I use Google Material Symbols for the playback control icons. This allows for easy scaling to different screen sizes without needing separate images.
Getting arrangement of elements on screen and scaling for different displays was a challenge. I wanted it to look at least tolerable on anything from a PC with a landscape screen, to something like a mobile phone. It isn't perfect, but it's fairly solid. Additionally, finding at what point the text should be white instead of black was difficult. I had to make sure that the song details would be easily readable no matter what song was playing at that moment.
There's many different ways you can host this webapp. I personally use Fly.io. You'll also need to set up a Spotify Developer Application to get your Spotify client ID and client secret.
Create a Spotify Developer account if you don't have one, and create a new app. You'll need to take note of the Client ID and Client Secret. Host the webapp using one of the following 3 options:
Then go back to the Spotify Developer dashboard, and enter the Redirect URI. Make sure to remove any trailing slashes. It should be functional!
There is extra information on setting the environment variables and hosting locally in a large comment at the top of app.py.

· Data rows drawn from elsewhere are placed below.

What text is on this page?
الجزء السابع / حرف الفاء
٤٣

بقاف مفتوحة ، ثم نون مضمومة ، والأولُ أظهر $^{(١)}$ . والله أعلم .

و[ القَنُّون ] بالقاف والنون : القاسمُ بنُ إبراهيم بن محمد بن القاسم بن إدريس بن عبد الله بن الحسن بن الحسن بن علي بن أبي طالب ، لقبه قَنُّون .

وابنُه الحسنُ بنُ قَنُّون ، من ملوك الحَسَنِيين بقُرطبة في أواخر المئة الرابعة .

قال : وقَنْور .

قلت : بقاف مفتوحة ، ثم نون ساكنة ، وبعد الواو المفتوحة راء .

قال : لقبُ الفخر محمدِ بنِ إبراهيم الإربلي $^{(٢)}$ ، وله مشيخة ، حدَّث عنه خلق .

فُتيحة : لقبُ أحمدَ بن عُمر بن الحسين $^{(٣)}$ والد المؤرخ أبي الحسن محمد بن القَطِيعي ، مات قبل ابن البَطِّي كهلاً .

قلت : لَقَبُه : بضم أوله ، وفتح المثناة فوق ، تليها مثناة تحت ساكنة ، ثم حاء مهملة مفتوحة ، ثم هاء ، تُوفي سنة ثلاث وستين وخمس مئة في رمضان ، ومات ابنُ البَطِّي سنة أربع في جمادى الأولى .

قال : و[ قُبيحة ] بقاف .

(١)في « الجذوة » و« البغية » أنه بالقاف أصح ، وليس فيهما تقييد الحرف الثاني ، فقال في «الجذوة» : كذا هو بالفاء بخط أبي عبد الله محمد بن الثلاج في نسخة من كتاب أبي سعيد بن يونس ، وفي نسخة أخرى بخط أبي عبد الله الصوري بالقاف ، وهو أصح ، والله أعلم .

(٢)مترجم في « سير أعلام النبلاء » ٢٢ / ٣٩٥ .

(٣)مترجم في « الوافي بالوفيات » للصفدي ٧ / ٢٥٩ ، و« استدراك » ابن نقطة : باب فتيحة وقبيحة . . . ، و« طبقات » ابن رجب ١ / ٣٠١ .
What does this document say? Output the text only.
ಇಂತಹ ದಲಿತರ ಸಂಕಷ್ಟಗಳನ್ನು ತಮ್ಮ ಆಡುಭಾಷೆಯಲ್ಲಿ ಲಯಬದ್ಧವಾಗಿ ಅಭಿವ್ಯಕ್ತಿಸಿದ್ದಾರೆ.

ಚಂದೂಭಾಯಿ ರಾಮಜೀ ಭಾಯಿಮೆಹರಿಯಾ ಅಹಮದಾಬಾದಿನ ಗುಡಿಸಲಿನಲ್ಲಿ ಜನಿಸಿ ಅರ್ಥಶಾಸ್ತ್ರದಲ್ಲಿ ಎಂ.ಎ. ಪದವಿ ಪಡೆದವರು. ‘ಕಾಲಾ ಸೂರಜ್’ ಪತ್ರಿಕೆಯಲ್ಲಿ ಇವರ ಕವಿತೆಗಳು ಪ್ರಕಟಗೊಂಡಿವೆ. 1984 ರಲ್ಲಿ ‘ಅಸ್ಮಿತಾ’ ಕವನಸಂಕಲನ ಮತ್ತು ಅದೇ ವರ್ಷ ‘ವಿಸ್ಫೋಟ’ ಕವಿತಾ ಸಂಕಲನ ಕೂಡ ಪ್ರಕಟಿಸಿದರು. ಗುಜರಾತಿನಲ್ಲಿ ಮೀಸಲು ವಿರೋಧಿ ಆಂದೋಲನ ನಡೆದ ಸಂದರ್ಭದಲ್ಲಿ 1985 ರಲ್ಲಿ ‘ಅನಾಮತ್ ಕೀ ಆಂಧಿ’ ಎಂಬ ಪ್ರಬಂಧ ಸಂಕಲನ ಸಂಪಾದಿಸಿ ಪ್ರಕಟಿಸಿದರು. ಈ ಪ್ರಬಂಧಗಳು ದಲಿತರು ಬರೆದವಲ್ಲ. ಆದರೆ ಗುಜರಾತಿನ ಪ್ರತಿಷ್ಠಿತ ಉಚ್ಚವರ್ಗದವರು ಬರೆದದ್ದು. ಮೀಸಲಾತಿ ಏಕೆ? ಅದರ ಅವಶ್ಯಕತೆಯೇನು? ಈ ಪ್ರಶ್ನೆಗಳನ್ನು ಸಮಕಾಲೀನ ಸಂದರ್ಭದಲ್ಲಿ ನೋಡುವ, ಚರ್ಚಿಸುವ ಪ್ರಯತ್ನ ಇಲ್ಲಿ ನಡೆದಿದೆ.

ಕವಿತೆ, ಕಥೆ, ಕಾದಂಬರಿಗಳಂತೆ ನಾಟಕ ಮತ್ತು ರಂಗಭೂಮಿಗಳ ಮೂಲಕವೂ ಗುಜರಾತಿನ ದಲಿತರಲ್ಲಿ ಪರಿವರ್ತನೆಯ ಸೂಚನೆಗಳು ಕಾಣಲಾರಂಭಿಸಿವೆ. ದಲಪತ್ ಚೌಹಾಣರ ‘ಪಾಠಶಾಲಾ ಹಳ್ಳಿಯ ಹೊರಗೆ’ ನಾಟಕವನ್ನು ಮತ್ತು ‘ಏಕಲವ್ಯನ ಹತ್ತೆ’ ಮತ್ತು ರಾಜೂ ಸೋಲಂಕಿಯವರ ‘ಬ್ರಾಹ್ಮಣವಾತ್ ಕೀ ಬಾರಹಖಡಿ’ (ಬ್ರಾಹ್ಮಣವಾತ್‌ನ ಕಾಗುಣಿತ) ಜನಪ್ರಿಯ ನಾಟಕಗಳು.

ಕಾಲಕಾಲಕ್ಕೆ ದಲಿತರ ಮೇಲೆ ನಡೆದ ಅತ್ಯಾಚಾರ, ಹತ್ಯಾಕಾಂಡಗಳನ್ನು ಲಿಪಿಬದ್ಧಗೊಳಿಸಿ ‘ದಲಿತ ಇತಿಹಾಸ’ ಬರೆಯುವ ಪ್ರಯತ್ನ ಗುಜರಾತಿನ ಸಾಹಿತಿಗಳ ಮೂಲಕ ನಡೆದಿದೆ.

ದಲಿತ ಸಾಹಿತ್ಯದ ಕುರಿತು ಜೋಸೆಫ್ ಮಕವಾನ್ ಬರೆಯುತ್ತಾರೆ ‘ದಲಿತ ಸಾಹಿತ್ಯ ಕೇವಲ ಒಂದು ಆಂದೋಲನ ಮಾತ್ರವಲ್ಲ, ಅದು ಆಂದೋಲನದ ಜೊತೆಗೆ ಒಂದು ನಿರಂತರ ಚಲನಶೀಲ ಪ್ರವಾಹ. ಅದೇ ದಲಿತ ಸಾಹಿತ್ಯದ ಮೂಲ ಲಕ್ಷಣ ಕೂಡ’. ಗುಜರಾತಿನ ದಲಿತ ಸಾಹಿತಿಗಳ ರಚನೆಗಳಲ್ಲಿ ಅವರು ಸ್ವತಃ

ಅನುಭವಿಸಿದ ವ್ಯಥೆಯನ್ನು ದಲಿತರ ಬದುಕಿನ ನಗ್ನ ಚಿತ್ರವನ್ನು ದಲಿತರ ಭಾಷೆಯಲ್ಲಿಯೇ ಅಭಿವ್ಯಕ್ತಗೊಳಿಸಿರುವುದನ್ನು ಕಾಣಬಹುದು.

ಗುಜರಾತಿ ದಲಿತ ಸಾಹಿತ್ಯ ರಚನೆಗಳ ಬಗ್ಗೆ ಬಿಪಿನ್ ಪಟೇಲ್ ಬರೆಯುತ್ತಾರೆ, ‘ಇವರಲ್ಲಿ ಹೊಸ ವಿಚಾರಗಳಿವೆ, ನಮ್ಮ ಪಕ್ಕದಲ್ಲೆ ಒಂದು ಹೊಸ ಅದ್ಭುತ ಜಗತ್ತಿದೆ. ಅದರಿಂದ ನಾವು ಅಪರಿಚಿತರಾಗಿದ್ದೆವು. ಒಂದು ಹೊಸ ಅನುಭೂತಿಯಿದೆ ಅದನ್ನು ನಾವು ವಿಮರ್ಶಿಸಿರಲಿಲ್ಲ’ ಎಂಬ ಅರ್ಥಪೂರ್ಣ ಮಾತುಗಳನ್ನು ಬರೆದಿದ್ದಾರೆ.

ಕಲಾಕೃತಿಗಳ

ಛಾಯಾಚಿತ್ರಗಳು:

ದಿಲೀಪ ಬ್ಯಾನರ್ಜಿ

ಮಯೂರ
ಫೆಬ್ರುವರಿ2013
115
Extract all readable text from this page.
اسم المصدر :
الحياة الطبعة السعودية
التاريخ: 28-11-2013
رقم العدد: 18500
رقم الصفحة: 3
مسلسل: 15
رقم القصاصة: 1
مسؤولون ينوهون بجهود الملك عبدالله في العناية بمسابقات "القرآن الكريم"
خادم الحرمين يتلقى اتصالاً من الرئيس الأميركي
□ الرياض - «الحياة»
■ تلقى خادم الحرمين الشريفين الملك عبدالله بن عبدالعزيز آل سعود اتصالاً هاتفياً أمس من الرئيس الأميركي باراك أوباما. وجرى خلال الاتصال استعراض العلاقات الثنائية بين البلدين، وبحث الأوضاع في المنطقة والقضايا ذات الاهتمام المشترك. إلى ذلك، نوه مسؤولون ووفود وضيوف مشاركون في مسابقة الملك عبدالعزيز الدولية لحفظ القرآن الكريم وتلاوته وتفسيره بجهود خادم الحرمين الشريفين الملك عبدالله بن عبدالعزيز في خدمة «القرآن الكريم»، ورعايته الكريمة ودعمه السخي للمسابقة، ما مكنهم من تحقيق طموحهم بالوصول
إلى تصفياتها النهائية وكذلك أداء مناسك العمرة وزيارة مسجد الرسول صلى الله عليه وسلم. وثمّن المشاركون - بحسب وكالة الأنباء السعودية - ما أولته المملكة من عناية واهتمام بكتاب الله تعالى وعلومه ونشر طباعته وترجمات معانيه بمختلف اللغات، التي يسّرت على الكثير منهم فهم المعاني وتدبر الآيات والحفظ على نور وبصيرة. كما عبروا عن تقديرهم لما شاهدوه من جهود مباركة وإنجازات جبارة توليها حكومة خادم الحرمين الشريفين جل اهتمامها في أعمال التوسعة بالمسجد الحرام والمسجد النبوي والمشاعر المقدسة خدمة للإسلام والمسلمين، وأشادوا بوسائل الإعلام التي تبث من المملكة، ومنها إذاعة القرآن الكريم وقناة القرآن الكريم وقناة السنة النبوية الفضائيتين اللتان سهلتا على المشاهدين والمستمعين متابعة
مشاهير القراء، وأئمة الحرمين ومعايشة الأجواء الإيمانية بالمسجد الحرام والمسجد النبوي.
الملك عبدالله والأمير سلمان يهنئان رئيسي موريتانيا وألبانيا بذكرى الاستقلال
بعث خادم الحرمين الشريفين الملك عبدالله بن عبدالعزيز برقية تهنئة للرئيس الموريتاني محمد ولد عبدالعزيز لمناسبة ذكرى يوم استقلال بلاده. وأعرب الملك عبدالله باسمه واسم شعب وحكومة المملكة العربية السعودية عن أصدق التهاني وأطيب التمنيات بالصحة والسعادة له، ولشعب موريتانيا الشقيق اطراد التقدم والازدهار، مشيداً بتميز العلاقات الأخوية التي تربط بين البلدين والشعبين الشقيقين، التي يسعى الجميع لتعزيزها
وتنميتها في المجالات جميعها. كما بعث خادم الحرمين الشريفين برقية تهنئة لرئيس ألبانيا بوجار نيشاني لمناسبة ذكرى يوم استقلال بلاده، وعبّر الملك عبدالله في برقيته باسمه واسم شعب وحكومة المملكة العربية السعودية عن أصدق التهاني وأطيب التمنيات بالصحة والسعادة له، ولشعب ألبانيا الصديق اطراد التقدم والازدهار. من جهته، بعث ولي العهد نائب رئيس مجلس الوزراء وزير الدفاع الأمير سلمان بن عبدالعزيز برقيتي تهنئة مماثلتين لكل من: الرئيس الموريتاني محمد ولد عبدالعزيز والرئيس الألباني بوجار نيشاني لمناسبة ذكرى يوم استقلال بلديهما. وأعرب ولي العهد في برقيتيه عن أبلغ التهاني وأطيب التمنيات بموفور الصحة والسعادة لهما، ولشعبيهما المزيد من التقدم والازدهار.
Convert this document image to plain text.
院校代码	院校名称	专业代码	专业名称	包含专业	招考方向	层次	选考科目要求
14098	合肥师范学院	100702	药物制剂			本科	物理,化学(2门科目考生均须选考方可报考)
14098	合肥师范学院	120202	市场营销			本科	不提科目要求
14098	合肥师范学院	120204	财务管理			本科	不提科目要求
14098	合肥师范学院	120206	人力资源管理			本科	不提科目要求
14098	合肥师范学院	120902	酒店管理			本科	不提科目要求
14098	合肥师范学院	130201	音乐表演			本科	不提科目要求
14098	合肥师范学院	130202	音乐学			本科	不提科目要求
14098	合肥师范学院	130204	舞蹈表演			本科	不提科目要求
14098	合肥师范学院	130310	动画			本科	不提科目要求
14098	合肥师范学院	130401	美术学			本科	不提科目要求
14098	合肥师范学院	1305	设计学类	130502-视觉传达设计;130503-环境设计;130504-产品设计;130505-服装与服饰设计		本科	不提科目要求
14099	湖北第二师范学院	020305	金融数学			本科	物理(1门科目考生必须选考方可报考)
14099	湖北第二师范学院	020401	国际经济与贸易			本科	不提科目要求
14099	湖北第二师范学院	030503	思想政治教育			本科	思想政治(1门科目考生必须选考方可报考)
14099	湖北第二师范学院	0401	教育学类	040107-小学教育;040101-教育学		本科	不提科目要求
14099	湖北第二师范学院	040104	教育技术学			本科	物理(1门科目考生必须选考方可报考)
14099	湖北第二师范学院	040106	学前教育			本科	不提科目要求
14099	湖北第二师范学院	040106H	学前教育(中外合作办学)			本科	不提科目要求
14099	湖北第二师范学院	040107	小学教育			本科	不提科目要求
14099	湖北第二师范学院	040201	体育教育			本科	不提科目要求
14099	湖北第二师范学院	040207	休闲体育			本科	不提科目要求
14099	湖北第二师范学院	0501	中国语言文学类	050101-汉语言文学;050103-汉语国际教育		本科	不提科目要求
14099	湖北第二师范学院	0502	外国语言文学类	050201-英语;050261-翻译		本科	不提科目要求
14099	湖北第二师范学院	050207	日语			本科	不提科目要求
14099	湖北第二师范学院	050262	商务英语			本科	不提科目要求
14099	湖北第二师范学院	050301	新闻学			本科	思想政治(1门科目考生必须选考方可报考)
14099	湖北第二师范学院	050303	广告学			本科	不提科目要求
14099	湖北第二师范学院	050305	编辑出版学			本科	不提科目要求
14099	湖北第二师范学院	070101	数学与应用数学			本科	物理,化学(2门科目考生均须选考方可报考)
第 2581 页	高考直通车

Originally, this was a project for the Harvard CS50 course. Since then, I've been adding features of my own. You can see the original CS50 version in a separate branch. Since then, I've massively improved the color detection algorithm. There's also now a designated "raspi" branch that contains extra lines of code to call a local webserver to turn the raspberry pi's screen off when music isn't playing.
I still intend to update this to fix bugs with the color detection and screen scaling, and a couple more buttons and bonus features, and more.